In the second study, people were asked to take three multivitamins per day. Those of you have taken them before know this is an excessive dose, as most on the market require only one pill per day. This likely contributed to the fact that over 50 percent of the participants stopped taking the multivitamins before the study was over, reducing the accuracy of the results. In the third study, the men involved were physicians who were already in good health, so it was unlikely that the study results would show any sizable benefit even if they actually provided one.
An important aspect of picking a multivitamin is looking at the label to determine the amount of each nutrient it contains and how that relates to your recommended daily value. If the amounts of certain nutrients are significantly more than 100 percent of your daily value, that multivitamin is probably a waste of money. Certain nutrients are safe in excess, but others can be harmful.
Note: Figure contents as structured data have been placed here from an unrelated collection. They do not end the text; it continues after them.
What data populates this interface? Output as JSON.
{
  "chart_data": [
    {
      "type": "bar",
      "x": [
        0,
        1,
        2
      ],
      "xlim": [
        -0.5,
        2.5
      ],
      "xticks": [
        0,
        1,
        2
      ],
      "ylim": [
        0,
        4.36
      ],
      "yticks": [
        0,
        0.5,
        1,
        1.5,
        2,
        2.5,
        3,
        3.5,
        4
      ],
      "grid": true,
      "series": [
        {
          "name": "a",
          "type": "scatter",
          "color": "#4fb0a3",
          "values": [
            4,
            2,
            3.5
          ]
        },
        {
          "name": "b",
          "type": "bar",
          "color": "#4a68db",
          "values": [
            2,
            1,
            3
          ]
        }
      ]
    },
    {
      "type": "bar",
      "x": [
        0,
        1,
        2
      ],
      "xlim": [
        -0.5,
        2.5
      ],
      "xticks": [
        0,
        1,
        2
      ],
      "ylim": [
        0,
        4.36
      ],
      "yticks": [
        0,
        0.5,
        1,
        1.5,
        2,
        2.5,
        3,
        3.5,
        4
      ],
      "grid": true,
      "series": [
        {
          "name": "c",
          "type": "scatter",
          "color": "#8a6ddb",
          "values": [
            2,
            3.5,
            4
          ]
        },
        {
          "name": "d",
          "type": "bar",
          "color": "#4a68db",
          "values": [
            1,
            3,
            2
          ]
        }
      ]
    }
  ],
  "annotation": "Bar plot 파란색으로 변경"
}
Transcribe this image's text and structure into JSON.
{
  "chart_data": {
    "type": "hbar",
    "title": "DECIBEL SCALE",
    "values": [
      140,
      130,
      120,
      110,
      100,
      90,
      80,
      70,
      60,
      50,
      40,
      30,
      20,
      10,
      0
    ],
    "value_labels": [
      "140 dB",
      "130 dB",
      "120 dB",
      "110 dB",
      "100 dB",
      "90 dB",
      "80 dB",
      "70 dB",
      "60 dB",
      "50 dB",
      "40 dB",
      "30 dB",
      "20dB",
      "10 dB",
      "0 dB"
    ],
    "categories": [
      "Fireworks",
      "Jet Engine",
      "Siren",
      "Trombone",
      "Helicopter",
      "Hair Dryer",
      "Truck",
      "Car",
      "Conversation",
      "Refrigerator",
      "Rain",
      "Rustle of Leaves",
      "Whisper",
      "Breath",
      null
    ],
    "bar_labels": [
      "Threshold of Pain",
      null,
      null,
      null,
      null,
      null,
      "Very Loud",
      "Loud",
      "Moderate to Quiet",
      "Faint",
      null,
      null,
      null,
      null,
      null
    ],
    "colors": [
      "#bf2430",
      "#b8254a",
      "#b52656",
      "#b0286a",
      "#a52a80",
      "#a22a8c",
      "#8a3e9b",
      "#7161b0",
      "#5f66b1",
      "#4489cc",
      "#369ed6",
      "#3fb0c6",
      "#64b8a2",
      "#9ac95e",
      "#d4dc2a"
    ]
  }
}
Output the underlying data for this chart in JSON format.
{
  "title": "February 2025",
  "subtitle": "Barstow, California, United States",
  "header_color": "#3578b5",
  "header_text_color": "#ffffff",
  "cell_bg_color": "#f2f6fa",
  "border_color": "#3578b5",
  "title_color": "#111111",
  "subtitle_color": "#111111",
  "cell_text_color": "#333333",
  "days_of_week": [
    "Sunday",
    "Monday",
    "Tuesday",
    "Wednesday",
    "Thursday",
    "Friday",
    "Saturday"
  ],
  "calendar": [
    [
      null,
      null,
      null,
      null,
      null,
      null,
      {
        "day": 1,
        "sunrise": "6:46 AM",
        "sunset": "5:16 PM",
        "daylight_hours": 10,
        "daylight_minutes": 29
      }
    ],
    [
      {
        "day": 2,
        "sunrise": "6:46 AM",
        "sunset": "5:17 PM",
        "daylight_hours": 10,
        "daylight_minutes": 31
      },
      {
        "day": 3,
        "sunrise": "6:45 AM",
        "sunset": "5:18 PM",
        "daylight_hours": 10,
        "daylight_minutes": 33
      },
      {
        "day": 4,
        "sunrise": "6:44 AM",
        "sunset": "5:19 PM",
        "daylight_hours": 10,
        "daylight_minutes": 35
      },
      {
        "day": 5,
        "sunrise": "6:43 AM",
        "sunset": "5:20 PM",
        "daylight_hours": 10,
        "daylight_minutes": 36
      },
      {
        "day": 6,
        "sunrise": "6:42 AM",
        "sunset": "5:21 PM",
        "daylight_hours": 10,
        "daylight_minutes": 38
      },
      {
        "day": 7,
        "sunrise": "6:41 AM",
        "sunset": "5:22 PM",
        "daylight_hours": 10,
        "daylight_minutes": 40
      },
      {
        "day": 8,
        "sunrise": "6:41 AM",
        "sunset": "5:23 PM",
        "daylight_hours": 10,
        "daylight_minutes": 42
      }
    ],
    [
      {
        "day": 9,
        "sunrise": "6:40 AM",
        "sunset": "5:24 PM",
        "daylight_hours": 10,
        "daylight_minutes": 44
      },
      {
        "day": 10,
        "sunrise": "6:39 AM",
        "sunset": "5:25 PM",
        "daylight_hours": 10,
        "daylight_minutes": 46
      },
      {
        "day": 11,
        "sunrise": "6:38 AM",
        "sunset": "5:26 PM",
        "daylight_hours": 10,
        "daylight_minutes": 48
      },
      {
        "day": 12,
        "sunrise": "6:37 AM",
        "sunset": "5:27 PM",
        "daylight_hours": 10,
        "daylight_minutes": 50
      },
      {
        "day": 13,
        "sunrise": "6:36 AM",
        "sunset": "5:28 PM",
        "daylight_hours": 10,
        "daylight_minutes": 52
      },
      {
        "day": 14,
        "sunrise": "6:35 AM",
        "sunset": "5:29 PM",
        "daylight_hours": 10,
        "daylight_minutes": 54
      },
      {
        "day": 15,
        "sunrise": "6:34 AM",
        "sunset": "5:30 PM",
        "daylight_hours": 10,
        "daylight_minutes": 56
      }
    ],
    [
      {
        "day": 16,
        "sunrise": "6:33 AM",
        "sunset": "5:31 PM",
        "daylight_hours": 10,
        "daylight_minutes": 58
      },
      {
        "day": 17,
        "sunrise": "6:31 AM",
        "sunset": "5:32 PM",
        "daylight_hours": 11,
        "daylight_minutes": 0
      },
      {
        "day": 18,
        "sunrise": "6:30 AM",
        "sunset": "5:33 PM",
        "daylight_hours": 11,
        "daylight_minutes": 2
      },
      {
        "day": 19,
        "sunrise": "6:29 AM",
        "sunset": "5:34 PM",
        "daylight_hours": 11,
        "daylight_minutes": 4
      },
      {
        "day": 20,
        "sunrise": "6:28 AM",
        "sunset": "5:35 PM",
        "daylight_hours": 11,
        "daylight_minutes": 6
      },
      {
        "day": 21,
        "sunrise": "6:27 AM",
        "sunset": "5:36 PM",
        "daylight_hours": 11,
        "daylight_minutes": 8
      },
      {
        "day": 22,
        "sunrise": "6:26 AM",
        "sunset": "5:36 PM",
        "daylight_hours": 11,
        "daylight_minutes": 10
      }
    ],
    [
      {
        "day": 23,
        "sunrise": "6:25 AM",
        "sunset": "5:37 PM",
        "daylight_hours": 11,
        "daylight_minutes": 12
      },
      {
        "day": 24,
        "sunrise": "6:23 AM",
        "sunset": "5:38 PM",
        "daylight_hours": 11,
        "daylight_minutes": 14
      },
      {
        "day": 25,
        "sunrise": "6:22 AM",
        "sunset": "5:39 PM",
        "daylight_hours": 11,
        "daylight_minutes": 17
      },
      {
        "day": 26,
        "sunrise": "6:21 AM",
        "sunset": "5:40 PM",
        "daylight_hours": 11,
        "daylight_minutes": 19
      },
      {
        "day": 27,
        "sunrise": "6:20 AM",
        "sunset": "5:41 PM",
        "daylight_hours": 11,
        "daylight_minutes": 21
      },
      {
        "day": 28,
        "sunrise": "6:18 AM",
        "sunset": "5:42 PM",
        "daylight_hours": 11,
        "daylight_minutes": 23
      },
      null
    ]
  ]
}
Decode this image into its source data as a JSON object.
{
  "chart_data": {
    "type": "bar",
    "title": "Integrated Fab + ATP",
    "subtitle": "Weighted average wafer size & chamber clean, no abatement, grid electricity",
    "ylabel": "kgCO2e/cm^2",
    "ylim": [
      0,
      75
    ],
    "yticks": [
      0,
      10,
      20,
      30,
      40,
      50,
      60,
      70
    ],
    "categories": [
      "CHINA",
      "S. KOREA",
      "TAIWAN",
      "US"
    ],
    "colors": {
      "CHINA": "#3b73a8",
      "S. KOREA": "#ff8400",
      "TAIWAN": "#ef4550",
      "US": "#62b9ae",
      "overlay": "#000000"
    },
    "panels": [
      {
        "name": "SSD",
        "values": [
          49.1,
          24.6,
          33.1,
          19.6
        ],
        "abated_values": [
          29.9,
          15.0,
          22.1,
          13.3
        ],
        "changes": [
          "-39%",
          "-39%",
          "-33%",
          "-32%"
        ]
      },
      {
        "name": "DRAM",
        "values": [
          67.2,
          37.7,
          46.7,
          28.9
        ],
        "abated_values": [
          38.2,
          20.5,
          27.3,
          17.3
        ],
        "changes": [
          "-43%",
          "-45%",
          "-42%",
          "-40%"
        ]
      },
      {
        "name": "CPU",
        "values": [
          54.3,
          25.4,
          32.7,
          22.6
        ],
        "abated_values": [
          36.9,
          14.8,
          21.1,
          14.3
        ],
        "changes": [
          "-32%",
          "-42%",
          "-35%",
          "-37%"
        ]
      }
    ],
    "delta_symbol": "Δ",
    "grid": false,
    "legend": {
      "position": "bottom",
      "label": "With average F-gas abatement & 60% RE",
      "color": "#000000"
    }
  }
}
The point of taking a multivitamin is to supplement possible deficiencies in micronutrients in your diet. You can determine which micronutrients you might need by recording everything you eat for a week and adding up what amount of each nutrient you get in a single day. To make things a little easier, focus on some of these nutrients that are commonly deficient in the American diet. Vitamin D is needed to regulate blood calcium levels and maintain bone health. Folic acid assists in both the building of DNA, and the breakdown of amino acids to be used by the body. Iron supports immune function and is a key part of hemoglobin which carries oxygen to tissues throughout the body.
Although we tend to focus on deficiencies, issues can arise when some of these common nutrients are consumed in excess. Niacin (B3), which assists in carbohydrate and fat digestion in proper amounts, can lower good cholesterol and increase bad cholesterol amounts in excess. Vitamin A, which is needed for color vision and bone health, can cause significant birth defects as well as a condition that yellows the skin in excess.
There are many different types of multivitamins for your gender, age, level of physical activity, and a number of other possible factors that could influence the micronutrient profile that is best for you. You can visit livestrong.com and browse some of their articles on multivitamins to get an idea of which would benefit you most or talk to your doctor the next time you are in for a check-up.
Multivitamins are meant to fill in the gaps in an already healthy diet with necessary micronutrients that may be hard to attain in proper amounts through diet alone. They are not a replacement for a healthy lifestyle which includes a well-balanced diet, regular exercise routine, modest use of alcohol and no use of tobacco products. If you were to keep a detailed food journal of everything that you ate for a week, what would it look like? Unless you are confident that you are getting a sufficient amount of the vitamins listed above, I would suggest taking a multivitamin to aid in overall good health.